Les
météorites dites mixtes
étaient autrefois appelées
« mesosidérites », les
classifications
actuelles destinant ce terme à l’appellation
d’une seule des deux sous-classes
des météorites mixtes : les pallasites,
et donc les mesosidérites.
Cependant, pour une compréhension de la structure
générale des météorites
mixtes, il n’est pas inutile de rappeler
l’étymologie de l’ancienne
appellation.
Mesosidérite
vient du grec, de sideros
= fer, et de meso = milieu/centre (et part
extension moitié). Les
mesosidérites sont toujours composées
d’un mélange, à part volumique quasi
égale, de ferronickel et de silicates. Autour de cette
composition générale, il
est courant d’observer des variations sensibles, dans la
nature et la pétrologie
des silicates d’une part, et dans la composition de la
matrice métallique d’autre
part.
Tout
le problème des météorites mixtes est
qu’elles sont finalement un mélange de
deux composants antagonistes qui proviennent de la
différenciation d’un astéroïde
de bonne taille, et qui n’ont donc rien à faire
ensemble. Les masses spécifiques
très différentes (autour de 3kg/L pour les
silicates et 8kg/L pour la partie
métallique) devraient exclure l’existence d'une telle
structure dans ces
conditions.
La partie
silicatée des
mesosidérites est principalement composée de
plagioclases et de pyroxènes
(rarement d’olivine) très
métamorphisés que l’ont pourrait
comparer aux
achondrites HED, la matrice métallique montrant quant
à elle souvent des
structures de Widmanstätten.

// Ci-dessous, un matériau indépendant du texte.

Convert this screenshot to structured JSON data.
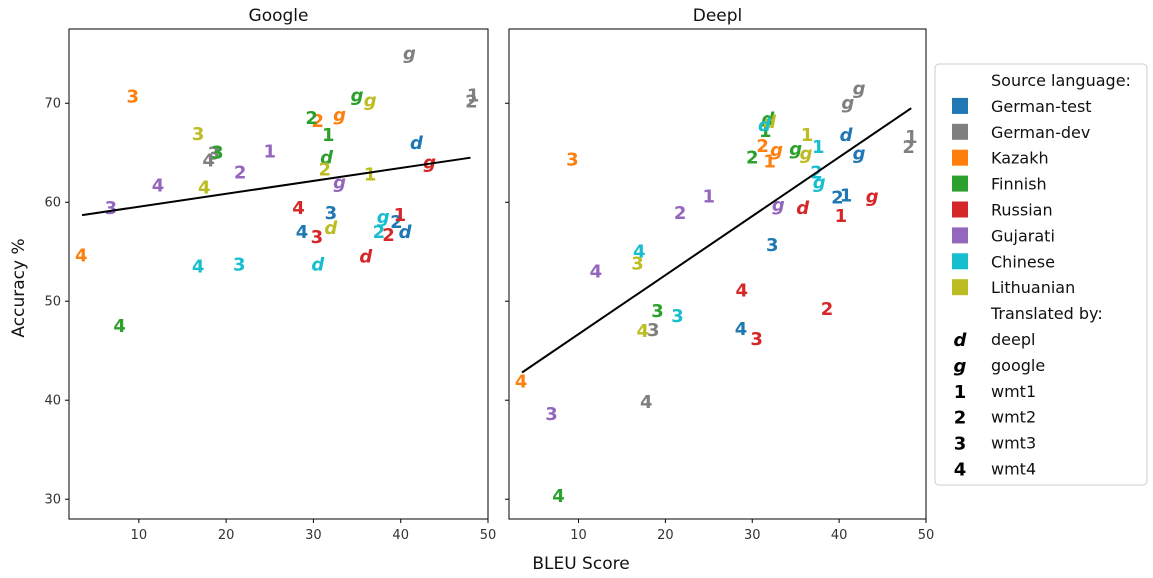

Cela conduit à la
conclusion que les mesosidérites
pourraient résulter d’une immersion de roches
achondritiques dans un liquide
ferrométallique, conséquent à un
impact suivi d’un échange de matière
entre
deux corps parents de grande taille. La structure mixte montre cela na
pas été
suivi d’une ségrégation gravifique bien
que les silicates aient été
subséquemment peu à extrêmement
métamorphisée…. Ceci est
corroboré par des
mesures qui donnent les mesosidérites pour très
anciennes (par exemple Vaca
Muerta 4.478 +/- 0.09 milliards d’années),
époque où les impacts entre
astéroïdes étaient extrêmement
nombreux.
Les
pallasites ont dans la quasi
totalité des cas une partie silicatée
composée d’olivines qualité gemme et
riche en magnésium (de composition proche des
achondrites non-groupée NWA
2968 et QUE 93148). La composition de la matrice métallique
relie bon nombre de
pallasites au plus vaste groupe de sidérites, le type IIIAB
(contenu en nickel,
germanium, iridium et autres sidérophyles similaire). Il
semblerait que
les pallasites résultent d’un mélange
cœur/manteau d’un corps parent de type
IIIAB, où une recristallisation lente a permis le
développement de
phénocristaux d’olivine et leur chute dans un
liquide métallique en
solidification.
D’autres groupes de pallasites pour lesquels l’olivine est remplacée entre autre par des pyroxènes, et où le métal ne montre plus d’affinité avec le groupe IIIAB, semblent pourtant résulté d’un mécanisme de formation similaire.